Site icon

Liqid : le parcours d’un rappeur incomparable

Le visuel du dernier single de Liqid, "Opération Shawarma".

Liqid est un pionnier de la scène rap lyonnaise, d’abord au sein du groupe Les Gourmets, et depuis une dizaine d’années en solo. Avec son label Mutant Ninja, il multiplie les projets pour développer le rap au Moyen-Orient. Moins présent sur la scène française ces derniers temps, il compte bien amorcer un retour en 2021. Son single “Opération Shawarma”, dispo depuis le 22 janvier, devrait très vite être suivi d’un ou plusieurs projets. iHH MAGAZiNE a discuté avec lui.

Interview : Dorian Lacour

iHH : Salut Liqid.

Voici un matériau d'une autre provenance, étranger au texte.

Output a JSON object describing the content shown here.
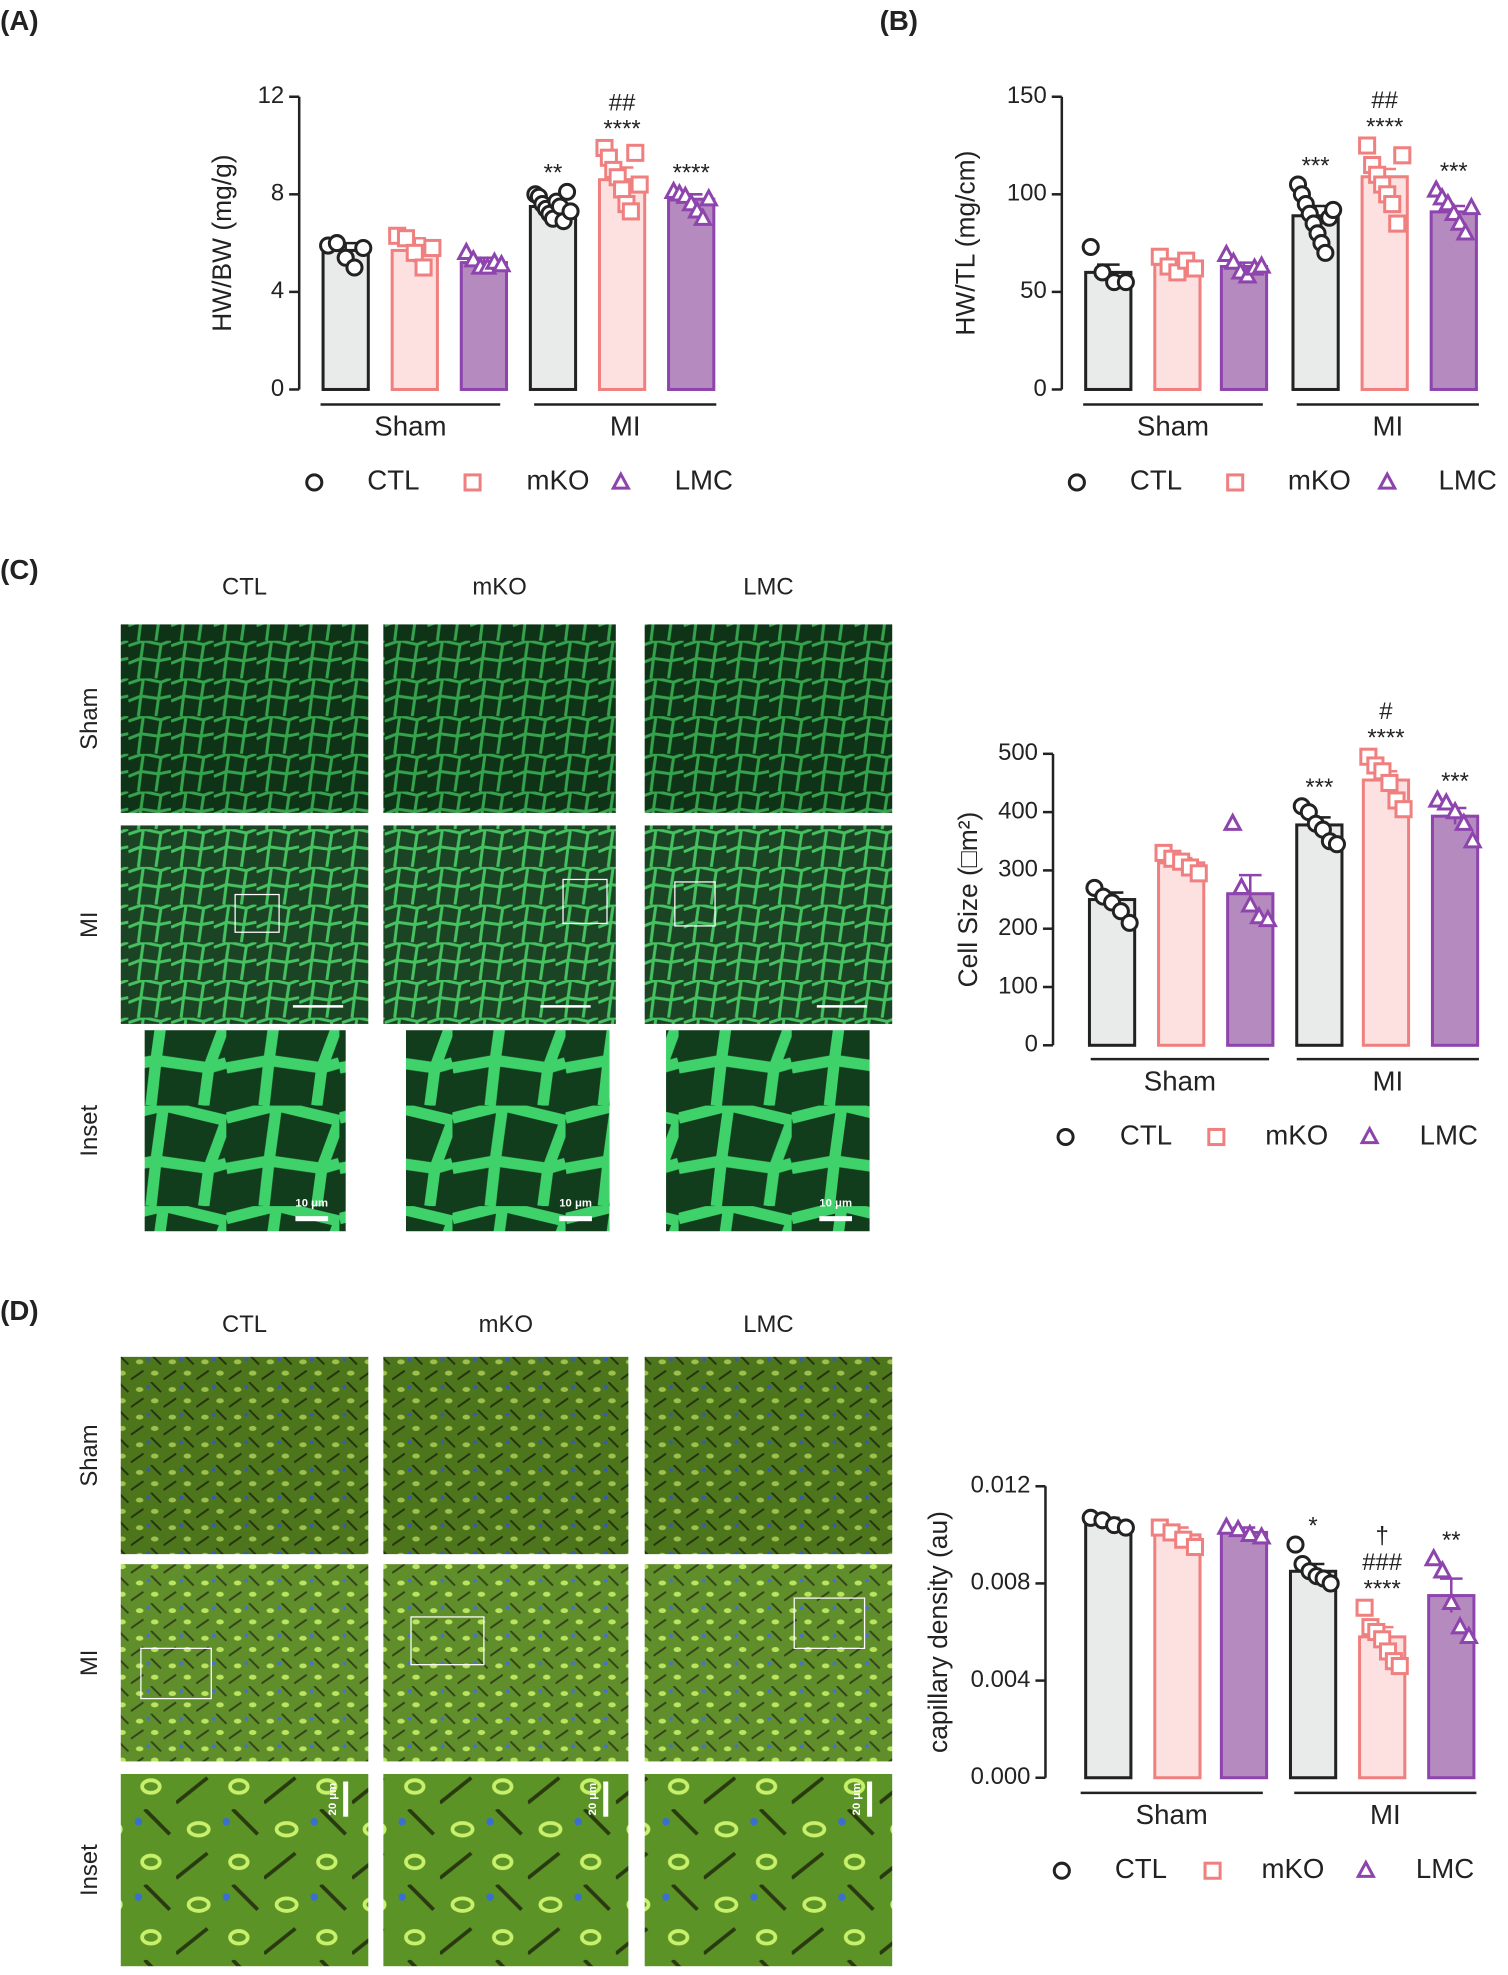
{
  "chart_data": [
    {
      "type": "bar",
      "panel_label": "(A)",
      "ylabel": "HW/BW (mg/g)",
      "ylim": [
        0,
        12
      ],
      "yticks": [
        0,
        4,
        8,
        12
      ],
      "groups": [
        "Sham",
        "MI"
      ],
      "series": [
        {
          "name": "CTL",
          "color": "#222222",
          "fill": "#e8ebe9",
          "marker": "circle",
          "values": [
            5.7,
            7.5
          ],
          "errors": [
            0.3,
            0.2
          ],
          "points": [
            [
              5.9,
              6.0,
              5.4,
              5.0,
              5.8
            ],
            [
              8.0,
              7.9,
              7.6,
              7.4,
              7.2,
              7.0,
              7.7,
              7.5,
              6.9,
              8.1,
              7.3
            ]
          ],
          "annotations": [
            null,
            [
              "**"
            ]
          ]
        },
        {
          "name": "mKO",
          "color": "#f08080",
          "fill": "#fde0e0",
          "marker": "square",
          "values": [
            5.7,
            8.6
          ],
          "errors": [
            0.5,
            0.5
          ],
          "points": [
            [
              6.3,
              6.2,
              5.6,
              5.0,
              5.8
            ],
            [
              9.9,
              9.5,
              9.0,
              8.7,
              8.2,
              7.6,
              7.3,
              9.7,
              8.4
            ]
          ],
          "annotations": [
            null,
            [
              "##",
              "****"
            ]
          ]
        },
        {
          "name": "LMC",
          "color": "#8e44ad",
          "fill": "#b58bbf",
          "marker": "triangle",
          "values": [
            5.2,
            7.8
          ],
          "errors": [
            0.2,
            0.2
          ],
          "points": [
            [
              5.6,
              5.3,
              5.0,
              5.0,
              5.2,
              5.1
            ],
            [
              8.1,
              8.0,
              7.9,
              7.6,
              7.3,
              7.0,
              7.8
            ]
          ],
          "annotations": [
            null,
            [
              "****"
            ]
          ]
        }
      ]
    },
    {
      "type": "bar",
      "panel_label": "(B)",
      "ylabel": "HW/TL (mg/cm)",
      "ylim": [
        0,
        150
      ],
      "yticks": [
        0,
        50,
        100,
        150
      ],
      "groups": [
        "Sham",
        "MI"
      ],
      "series": [
        {
          "name": "CTL",
          "color": "#222222",
          "fill": "#e8ebe9",
          "marker": "circle",
          "values": [
            60,
            89
          ],
          "errors": [
            4,
            5
          ],
          "points": [
            [
              73,
              60,
              55,
              55
            ],
            [
              105,
              100,
              95,
              90,
              85,
              80,
              75,
              70,
              88,
              92
            ]
          ],
          "annotations": [
            null,
            [
              "***"
            ]
          ]
        },
        {
          "name": "mKO",
          "color": "#f08080",
          "fill": "#fde0e0",
          "marker": "square",
          "values": [
            64,
            109
          ],
          "errors": [
            2,
            4
          ],
          "points": [
            [
              68,
              63,
              60,
              66,
              62
            ],
            [
              125,
              115,
              110,
              105,
              100,
              95,
              85,
              120
            ]
          ],
          "annotations": [
            null,
            [
              "##",
              "****"
            ]
          ]
        },
        {
          "name": "LMC",
          "color": "#8e44ad",
          "fill": "#b58bbf",
          "marker": "triangle",
          "values": [
            63,
            91
          ],
          "errors": [
            2,
            3
          ],
          "points": [
            [
              69,
              65,
              60,
              58,
              62,
              63
            ],
            [
              102,
              98,
              95,
              90,
              85,
              80,
              93
            ]
          ],
          "annotations": [
            null,
            [
              "***"
            ]
          ]
        }
      ]
    },
    {
      "type": "bar",
      "panel_label": "(C)",
      "ylabel": "Cell Size (□m²)",
      "ylim": [
        0,
        500
      ],
      "yticks": [
        0,
        100,
        200,
        300,
        400,
        500
      ],
      "groups": [
        "Sham",
        "MI"
      ],
      "series": [
        {
          "name": "CTL",
          "color": "#222222",
          "fill": "#e8ebe9",
          "marker": "circle",
          "values": [
            250,
            378
          ],
          "errors": [
            12,
            13
          ],
          "points": [
            [
              270,
              255,
              245,
              230,
              210
            ],
            [
              410,
              400,
              380,
              370,
              350,
              345
            ]
          ],
          "annotations": [
            null,
            [
              "***"
            ]
          ]
        },
        {
          "name": "mKO",
          "color": "#f08080",
          "fill": "#fde0e0",
          "marker": "square",
          "values": [
            313,
            455
          ],
          "errors": [
            8,
            15
          ],
          "points": [
            [
              330,
              320,
              315,
              305,
              295
            ],
            [
              495,
              480,
              470,
              450,
              420,
              405
            ]
          ],
          "annotations": [
            null,
            [
              "#",
              "****"
            ]
          ]
        },
        {
          "name": "LMC",
          "color": "#8e44ad",
          "fill": "#b58bbf",
          "marker": "triangle",
          "values": [
            260,
            393
          ],
          "errors": [
            32,
            14
          ],
          "points": [
            [
              380,
              270,
              240,
              220,
              215
            ],
            [
              420,
              415,
              400,
              380,
              350
            ]
          ],
          "annotations": [
            null,
            [
              "***"
            ]
          ]
        }
      ]
    },
    {
      "type": "bar",
      "panel_label": "(D)",
      "ylabel": "capillary density (au)",
      "ylim": [
        0,
        0.012
      ],
      "yticks": [
        {
          "value": 0,
          "label": "0.000"
        },
        {
          "value": 0.004,
          "label": "0.004"
        },
        {
          "value": 0.008,
          "label": "0.008"
        },
        {
          "value": 0.012,
          "label": "0.012"
        }
      ],
      "groups": [
        "Sham",
        "MI"
      ],
      "series": [
        {
          "name": "CTL",
          "color": "#222222",
          "fill": "#e8ebe9",
          "marker": "circle",
          "values": [
            0.0105,
            0.0085
          ],
          "errors": [
            0.0002,
            0.0003
          ],
          "points": [
            [
              0.0107,
              0.0106,
              0.0104,
              0.0103
            ],
            [
              0.0096,
              0.0088,
              0.0085,
              0.0083,
              0.0082,
              0.008
            ]
          ],
          "annotations": [
            null,
            [
              "*"
            ]
          ]
        },
        {
          "name": "mKO",
          "color": "#f08080",
          "fill": "#fde0e0",
          "marker": "square",
          "values": [
            0.01,
            0.0058
          ],
          "errors": [
            0.0003,
            0.0004
          ],
          "points": [
            [
              0.0103,
              0.0101,
              0.0098,
              0.0095
            ],
            [
              0.007,
              0.0062,
              0.006,
              0.0057,
              0.0052,
              0.0048,
              0.0046
            ]
          ],
          "annotations": [
            null,
            [
              "†",
              "###",
              "****"
            ]
          ]
        },
        {
          "name": "LMC",
          "color": "#8e44ad",
          "fill": "#b58bbf",
          "marker": "triangle",
          "values": [
            0.0101,
            0.0075
          ],
          "errors": [
            0.0002,
            0.0007
          ],
          "points": [
            [
              0.0103,
              0.0102,
              0.01,
              0.0099
            ],
            [
              0.009,
              0.0085,
              0.0072,
              0.0062,
              0.0058
            ]
          ],
          "annotations": [
            null,
            [
              "**"
            ]
          ]
        }
      ]
    }
  ],
  "micrographs": [
    {
      "columns": [
        "CTL",
        "mKO",
        "LMC"
      ],
      "rows": [
        "Sham",
        "MI",
        "Inset"
      ],
      "scale_label": "10 μm"
    },
    {
      "columns": [
        "CTL",
        "mKO",
        "LMC"
      ],
      "rows": [
        "Sham",
        "MI",
        "Inset"
      ],
      "scale_label": "20 μm"
    }
  ]
}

Tu es dans le milieu depuis assez longtemps maintenant, et tu t’es frotté à plusieurs types de hip-hop. Comment est-ce-que tu décrirais ta proposition musicale à l’heure actuelle ? 

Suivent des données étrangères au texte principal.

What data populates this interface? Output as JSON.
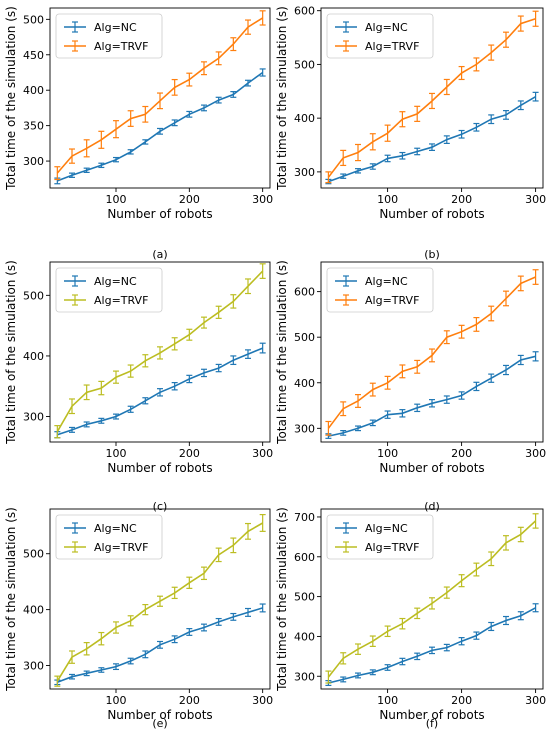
{
  "figure": {
    "captions": [
      "(a)",
      "(b)",
      "(c)",
      "(d)",
      "(e)",
      "(f)"
    ]
  },
  "colors": {
    "nc": "#1f77b4",
    "trvf_orange": "#ff7f0e",
    "trvf_olive": "#bcbd22"
  },
  "chart_data": [
    {
      "type": "line",
      "xlabel": "Number of robots",
      "ylabel": "Total time of the simulation (s)",
      "xlim": [
        10,
        310
      ],
      "ylim": [
        262,
        516
      ],
      "xticks": [
        100,
        200,
        300
      ],
      "yticks": [
        300,
        350,
        400,
        450,
        500
      ],
      "legend": "top-left",
      "grid": false,
      "x": [
        20,
        40,
        60,
        80,
        100,
        120,
        140,
        160,
        180,
        200,
        220,
        240,
        260,
        280,
        300
      ],
      "series": [
        {
          "name": "Alg=NC",
          "color": "#1f77b4",
          "values": [
            272,
            280,
            287,
            294,
            302,
            313,
            327,
            342,
            354,
            366,
            375,
            386,
            394,
            410,
            425
          ],
          "error": [
            4,
            3,
            3,
            3,
            3,
            3,
            3,
            4,
            4,
            4,
            4,
            4,
            4,
            4,
            5
          ]
        },
        {
          "name": "Alg=TRVF",
          "color": "#ff7f0e",
          "values": [
            283,
            307,
            318,
            330,
            345,
            360,
            366,
            385,
            404,
            415,
            431,
            445,
            465,
            489,
            502
          ],
          "error": [
            9,
            10,
            12,
            12,
            12,
            11,
            11,
            11,
            11,
            9,
            9,
            9,
            9,
            10,
            10
          ]
        }
      ]
    },
    {
      "type": "line",
      "xlabel": "Number of robots",
      "ylabel": "Total time of the simulation (s)",
      "xlim": [
        10,
        310
      ],
      "ylim": [
        270,
        605
      ],
      "xticks": [
        100,
        200,
        300
      ],
      "yticks": [
        300,
        400,
        500,
        600
      ],
      "legend": "top-left",
      "grid": false,
      "x": [
        20,
        40,
        60,
        80,
        100,
        120,
        140,
        160,
        180,
        200,
        220,
        240,
        260,
        280,
        300
      ],
      "series": [
        {
          "name": "Alg=NC",
          "color": "#1f77b4",
          "values": [
            282,
            292,
            302,
            310,
            325,
            330,
            338,
            346,
            360,
            370,
            383,
            398,
            406,
            424,
            440
          ],
          "error": [
            4,
            4,
            4,
            5,
            6,
            6,
            6,
            6,
            7,
            7,
            7,
            8,
            8,
            8,
            8
          ]
        },
        {
          "name": "Alg=TRVF",
          "color": "#ff7f0e",
          "values": [
            290,
            326,
            336,
            356,
            372,
            398,
            408,
            432,
            458,
            484,
            500,
            522,
            546,
            576,
            585
          ],
          "error": [
            10,
            14,
            15,
            15,
            15,
            14,
            14,
            14,
            14,
            12,
            12,
            14,
            14,
            14,
            14
          ]
        }
      ]
    },
    {
      "type": "line",
      "xlabel": "Number of robots",
      "ylabel": "Total time of the simulation (s)",
      "xlim": [
        10,
        310
      ],
      "ylim": [
        258,
        555
      ],
      "xticks": [
        100,
        200,
        300
      ],
      "yticks": [
        300,
        400,
        500
      ],
      "legend": "top-left",
      "grid": false,
      "x": [
        20,
        40,
        60,
        80,
        100,
        120,
        140,
        160,
        180,
        200,
        220,
        240,
        260,
        280,
        300
      ],
      "series": [
        {
          "name": "Alg=NC",
          "color": "#1f77b4",
          "values": [
            270,
            278,
            287,
            293,
            300,
            312,
            326,
            340,
            350,
            362,
            372,
            380,
            393,
            403,
            413
          ],
          "error": [
            5,
            4,
            4,
            4,
            4,
            5,
            5,
            6,
            6,
            6,
            6,
            6,
            7,
            7,
            8
          ]
        },
        {
          "name": "Alg=TRVF",
          "color": "#bcbd22",
          "values": [
            275,
            317,
            340,
            347,
            365,
            375,
            392,
            405,
            420,
            435,
            455,
            472,
            490,
            515,
            540
          ],
          "error": [
            10,
            12,
            12,
            11,
            10,
            10,
            10,
            10,
            10,
            9,
            9,
            10,
            11,
            12,
            12
          ]
        }
      ]
    },
    {
      "type": "line",
      "xlabel": "Number of robots",
      "ylabel": "Total time of the simulation (s)",
      "xlim": [
        10,
        310
      ],
      "ylim": [
        270,
        665
      ],
      "xticks": [
        100,
        200,
        300
      ],
      "yticks": [
        300,
        400,
        500,
        600
      ],
      "legend": "top-left",
      "grid": false,
      "x": [
        20,
        40,
        60,
        80,
        100,
        120,
        140,
        160,
        180,
        200,
        220,
        240,
        260,
        280,
        300
      ],
      "series": [
        {
          "name": "Alg=NC",
          "color": "#1f77b4",
          "values": [
            283,
            290,
            300,
            312,
            330,
            333,
            345,
            355,
            363,
            372,
            392,
            410,
            428,
            450,
            458
          ],
          "error": [
            5,
            5,
            5,
            6,
            8,
            8,
            8,
            8,
            8,
            8,
            9,
            9,
            10,
            10,
            10
          ]
        },
        {
          "name": "Alg=TRVF",
          "color": "#ff7f0e",
          "values": [
            300,
            343,
            360,
            385,
            400,
            425,
            435,
            460,
            500,
            512,
            528,
            552,
            585,
            618,
            632
          ],
          "error": [
            15,
            15,
            14,
            14,
            14,
            14,
            14,
            14,
            14,
            14,
            15,
            16,
            16,
            16,
            16
          ]
        }
      ]
    },
    {
      "type": "line",
      "xlabel": "Number of robots",
      "ylabel": "Total time of the simulation (s)",
      "xlim": [
        10,
        310
      ],
      "ylim": [
        258,
        580
      ],
      "xticks": [
        100,
        200,
        300
      ],
      "yticks": [
        300,
        400,
        500
      ],
      "legend": "top-left",
      "grid": false,
      "x": [
        20,
        40,
        60,
        80,
        100,
        120,
        140,
        160,
        180,
        200,
        220,
        240,
        260,
        280,
        300
      ],
      "series": [
        {
          "name": "Alg=NC",
          "color": "#1f77b4",
          "values": [
            270,
            280,
            286,
            292,
            298,
            308,
            320,
            337,
            347,
            360,
            368,
            378,
            387,
            395,
            403
          ],
          "error": [
            4,
            4,
            4,
            4,
            5,
            5,
            6,
            6,
            6,
            6,
            6,
            6,
            6,
            7,
            7
          ]
        },
        {
          "name": "Alg=TRVF",
          "color": "#bcbd22",
          "values": [
            272,
            315,
            330,
            348,
            368,
            380,
            400,
            415,
            430,
            448,
            465,
            498,
            515,
            540,
            555
          ],
          "error": [
            9,
            11,
            11,
            11,
            10,
            9,
            9,
            9,
            10,
            10,
            11,
            12,
            13,
            14,
            15
          ]
        }
      ]
    },
    {
      "type": "line",
      "xlabel": "Number of robots",
      "ylabel": "Total time of the simulation (s)",
      "xlim": [
        10,
        310
      ],
      "ylim": [
        268,
        720
      ],
      "xticks": [
        100,
        200,
        300
      ],
      "yticks": [
        300,
        400,
        500,
        600,
        700
      ],
      "legend": "top-left",
      "grid": false,
      "x": [
        20,
        40,
        60,
        80,
        100,
        120,
        140,
        160,
        180,
        200,
        220,
        240,
        260,
        280,
        300
      ],
      "series": [
        {
          "name": "Alg=NC",
          "color": "#1f77b4",
          "values": [
            283,
            292,
            302,
            310,
            322,
            337,
            350,
            365,
            372,
            388,
            402,
            425,
            440,
            452,
            472
          ],
          "error": [
            6,
            6,
            6,
            6,
            7,
            8,
            8,
            8,
            8,
            9,
            9,
            10,
            10,
            10,
            10
          ]
        },
        {
          "name": "Alg=TRVF",
          "color": "#bcbd22",
          "values": [
            298,
            345,
            368,
            388,
            413,
            432,
            458,
            483,
            510,
            540,
            568,
            595,
            635,
            656,
            690
          ],
          "error": [
            15,
            14,
            13,
            13,
            13,
            13,
            13,
            14,
            14,
            15,
            16,
            17,
            18,
            18,
            18
          ]
        }
      ]
    }
  ]
}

En fait, c’est un peu dur à dire. Je me suis jamais vraiment défini par rapport à des tendances particulières, j’ai abordé le rap en étant un peu en marge. Dès mes tous premiers morceaux de rap, quand tout le monde était à fond dans la vibe Queensbridge, Mobb Deep, moi j’étais dans la G-Funk, la musique West Coast, des trucs hors-normes. Assez rapidement avec Les Gourmets, on a fait un son différent qui ne rentrait pas dans les cases. On a été catalogués “rap alternatif” alors qu’on faisait juste ce qu’on avait envie de faire. Quand tu regardes, avec le recul, des groupes comme nous, La Caution, TTC, on a été parmi les premiers à faire des sons un peu trap, qui ont été à la mode bien longtemps après. J’écoute énormément de rap, je me bute au rap. Ça fait quelques années que je suis assez proche du rap arabe, en Palestine ou en Jordanie, ce sont des scènes qui m’intéressent. J’ai conscience aussi que ça peut à un moment rendre ma proposition artistique difficile à appréhender pour le public, mais je fais ce que j’aime faire. Toujours. 

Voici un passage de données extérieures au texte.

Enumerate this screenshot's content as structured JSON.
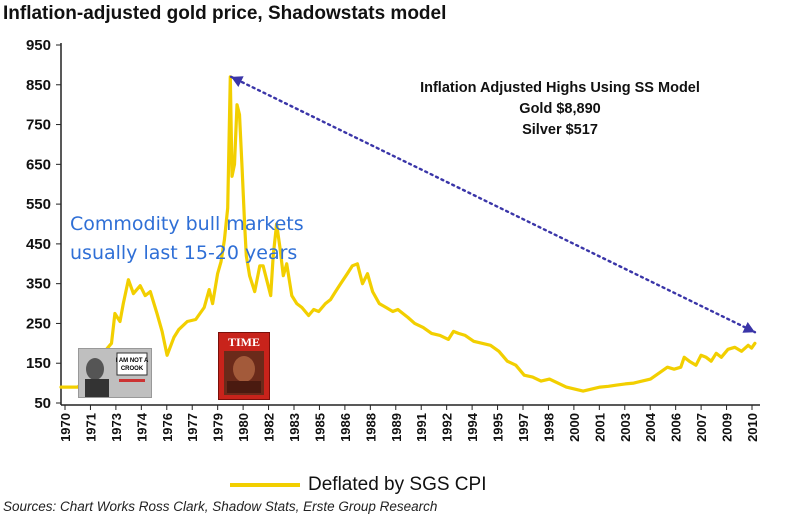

iHH : Pour revenir un peu au commencent, tu as été membre du groupe Les Gourmets, et vous aviez fait un peu de bruit avec des morceaux comme “Ton Hip-Hop Une Grande Fête” ou “Fais Tourner La Weed”. Quel souvenir gardes-tu de cette époque ? 

Je pense qu’on ne s’en rendait pas trop compte. Le fait qu’on ait marqué des gens, on en a pris consciencee des années après, pas forcément quand le groupe était actif. On faisait partie des groupes un peu chauds sur MySpace, mais ce n’était pas comme aujourd’hui où tout le monde a un smartphone avec Instagram et YouTube. Il y une grosse dizaine d’années, ce n’était pas du tout la même chose. La perception qu’on avait du succès, même si on est restés underground, était un peu limitée par rapport à ce que ça peut être pour les jeunes aujourd’hui. Internet était un peu un miroir déformant. Notre influence, je la voyais lors des concerts, à Lyon, mais on était jeunes, on n’était pas vraiment conscients des choses. C’est presque rageant que le groupe se soit arrêté en 2010, parce que c’est après que je me suis rendu compte du truc, en croisant des gens dans les soirées par exemple. Mais je pense d’ailleurs que ça joue : une fois que le groupe a cessé d’exister, les gens s’y sont peut-être mis. Peut-être aussi que des morceaux ont bien vieilli, sans dire qu’on faisait du son avant-gardiste, mais franchement, nos morceaux passent bien encore maintenant. 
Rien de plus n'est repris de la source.